L'on peut voir une forme de Dieu même dans les plantes et les fleurs: quand elle grandissent et s'étendent, elles s'étendent comme Dieu; il y a l'arbre d'où vient le fruit qui renferme la graine, laquelle à son tour reproduit l'arbre. De la même façon Dieu créa l'homme en lequel est aussi la possibilité de montrer la présence divine. Et l'homme peut voir aussi une forme de Dieu dans les animaux; tandis que le lion, par exemple, s'il pouvait penser à quelque chose d'admirable, ne pourrait imaginer que sa propre image. C'est l'homme seulement qui peut imaginer Dieu dans Sa perfection.
Parmi les hommes il y en a certains qui n'ont qu'une vague idée de Dieu et il y en a d'autres qui voient le portrait de Dieu dans Sa perfection. Tous peuvent connaître Dieu, mais c'est le prophète qui "bien qu'étant sur la terre parle du Ciel; et tandis que pour beaucoup Dieu est une imagination, pour lui Dieu est une réalité" (Pir-o-Murshid Hazrat Inayat Khan "Le Grand Cycle de l'Âme"). D'autres sont venus ensuite admirer ce portrait et ont admiré et adoré Dieu dans cette image peinte par le prophète: Dieu, le créateur de l'amour, Dieu qui éprouve, Dieu qui est toute bonté.

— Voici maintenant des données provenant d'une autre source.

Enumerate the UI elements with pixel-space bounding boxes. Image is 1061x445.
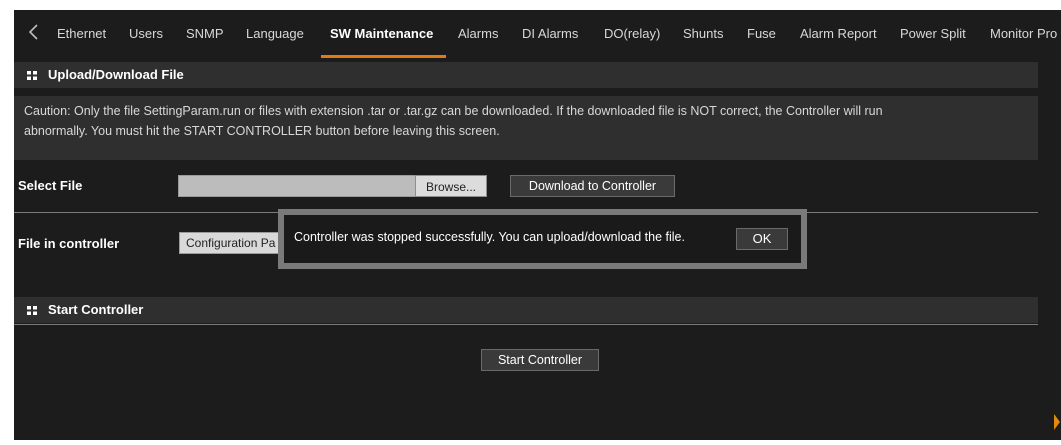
tab-alarms[interactable]: Alarms — [458, 10, 498, 58]
section-title: Start Controller — [48, 302, 144, 317]
select-file-label: Select File — [18, 178, 83, 193]
divider — [14, 324, 1038, 325]
tab-language[interactable]: Language — [246, 10, 304, 58]
section-title: Upload/Download File — [48, 67, 184, 82]
grid-icon — [27, 71, 37, 80]
tab-sw-maintenance[interactable]: SW Maintenance — [330, 10, 433, 58]
tab-ethernet[interactable]: Ethernet — [57, 10, 106, 58]
confirmation-dialog: Controller was stopped successfully. You… — [278, 209, 807, 269]
play-right-icon[interactable] — [1051, 404, 1061, 440]
start-controller-header: Start Controller — [14, 297, 1038, 323]
tab-fuse[interactable]: Fuse — [747, 10, 776, 58]
page: Ethernet Users SNMP Language SW Maintena… — [0, 0, 1061, 440]
chevron-left-icon[interactable] — [24, 22, 44, 42]
tab-power-split[interactable]: Power Split — [900, 10, 966, 58]
upload-download-header: Upload/Download File — [14, 62, 1038, 88]
sw-maintenance-panel: Ethernet Users SNMP Language SW Maintena… — [14, 10, 1061, 440]
start-controller-button[interactable]: Start Controller — [481, 349, 599, 371]
file-in-controller-select[interactable]: Configuration Pa — [179, 232, 289, 254]
tab-snmp[interactable]: SNMP — [186, 10, 224, 58]
tab-alarm-report[interactable]: Alarm Report — [800, 10, 877, 58]
dialog-message: Controller was stopped successfully. You… — [294, 230, 685, 244]
tab-di-alarms[interactable]: DI Alarms — [522, 10, 578, 58]
active-tab-indicator — [321, 55, 446, 58]
ok-button[interactable]: OK — [736, 228, 788, 250]
tab-users[interactable]: Users — [129, 10, 163, 58]
top-navigation: Ethernet Users SNMP Language SW Maintena… — [14, 10, 1061, 58]
browse-button[interactable]: Browse... — [415, 175, 487, 197]
dialog-body: Controller was stopped successfully. You… — [284, 215, 801, 263]
grid-icon — [27, 306, 37, 315]
file-path-field[interactable] — [178, 175, 416, 197]
download-to-controller-button[interactable]: Download to Controller — [510, 175, 675, 197]
caution-line-2: abnormally. You must hit the START CONTR… — [24, 124, 500, 138]
tab-monitor-pro[interactable]: Monitor Pro — [990, 10, 1057, 58]
tab-do-relay[interactable]: DO(relay) — [604, 10, 660, 58]
tab-shunts[interactable]: Shunts — [683, 10, 723, 58]
file-in-controller-label: File in controller — [18, 236, 120, 251]
caution-line-1: Caution: Only the file SettingParam.run … — [24, 104, 883, 118]
caution-message: Caution: Only the file SettingParam.run … — [14, 96, 1038, 160]
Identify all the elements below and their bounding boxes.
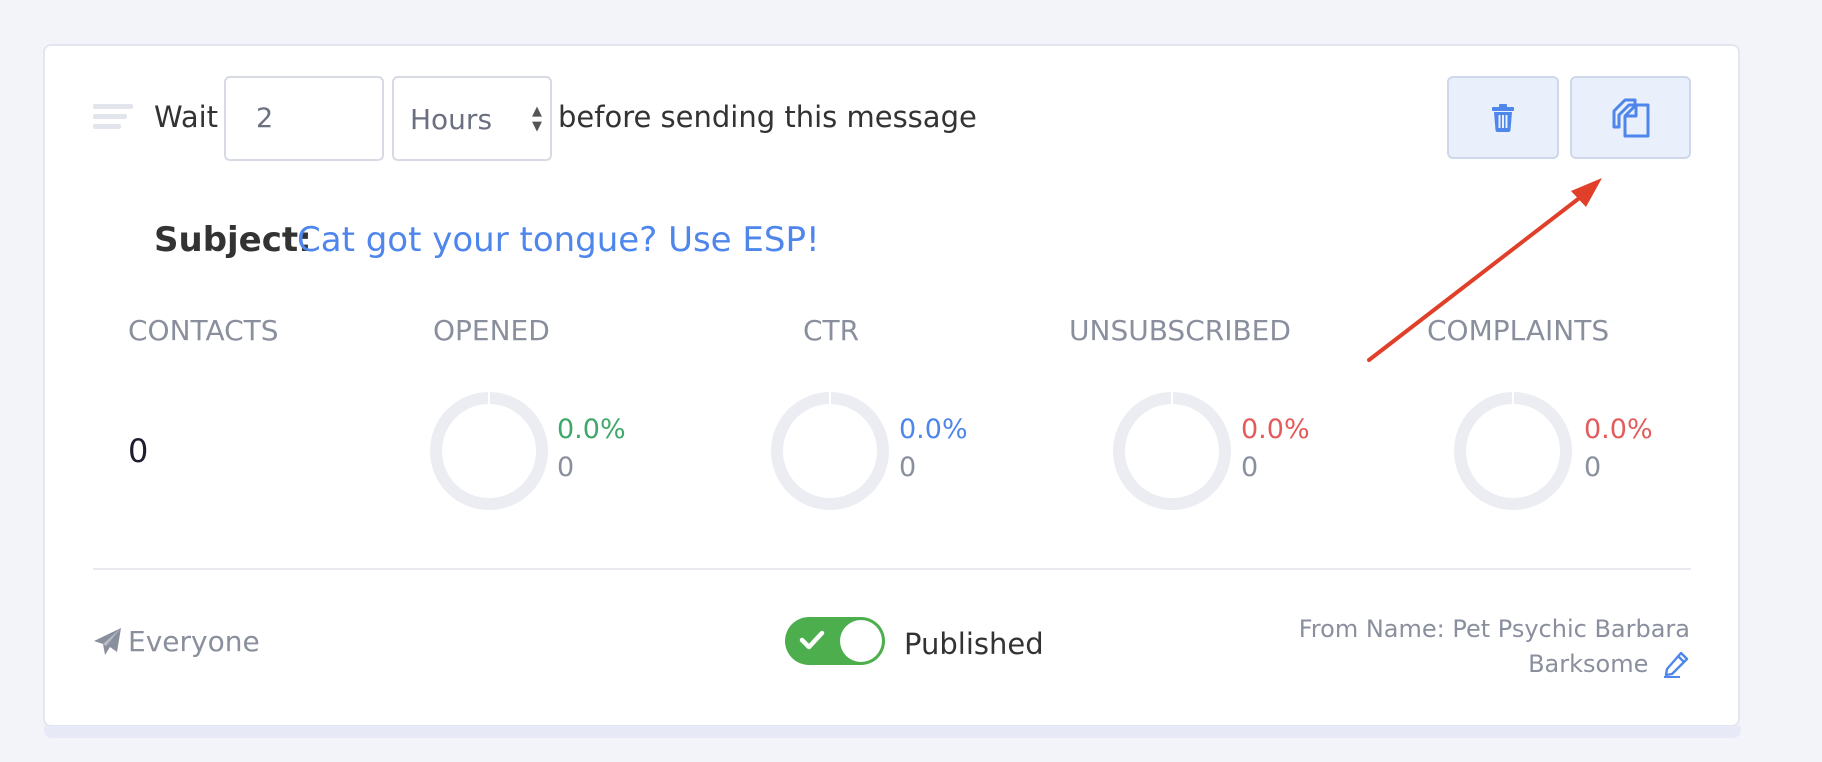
opened-percent: 0.0% [557, 414, 626, 445]
duplicate-button[interactable] [1570, 76, 1691, 159]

Les prophètes ont donné à l'homme un portrait, une image, afin qu'il puisse se représenter Dieu sous ces attributs.
Moïse, l'un de ces prophètes, vécut à une époque où l'on donnait des constitutions diverses aux peuples. Celles-ci variaient bien davantage que les institutions nationales que l'on trouve en usage maintenant. Les nations étaient alors très différentes et les lois qui leur étaient données étaient aussi très différentes. Moïse était en charge d'un peuple et il représenta Dieu comme un Monarque qui exige la loyauté; un Dieu juste, mais un Dieu qui punit. Dieu, à cette époque, fut représenté comme ayant tout pouvoir sur son peuple, puisque les rois avaient un pouvoir total sur leurs sujets. C'était certes un Dieu sévère, mais plus encore miséricordieux que sévère; un Dieu jaloux voulant que personne n'ait de regard pour un autre que pour Lui-Même. La sagesse de ces lois, le pouvoir de ces lois furent adorés, mais plus encore le fut la miséricorde.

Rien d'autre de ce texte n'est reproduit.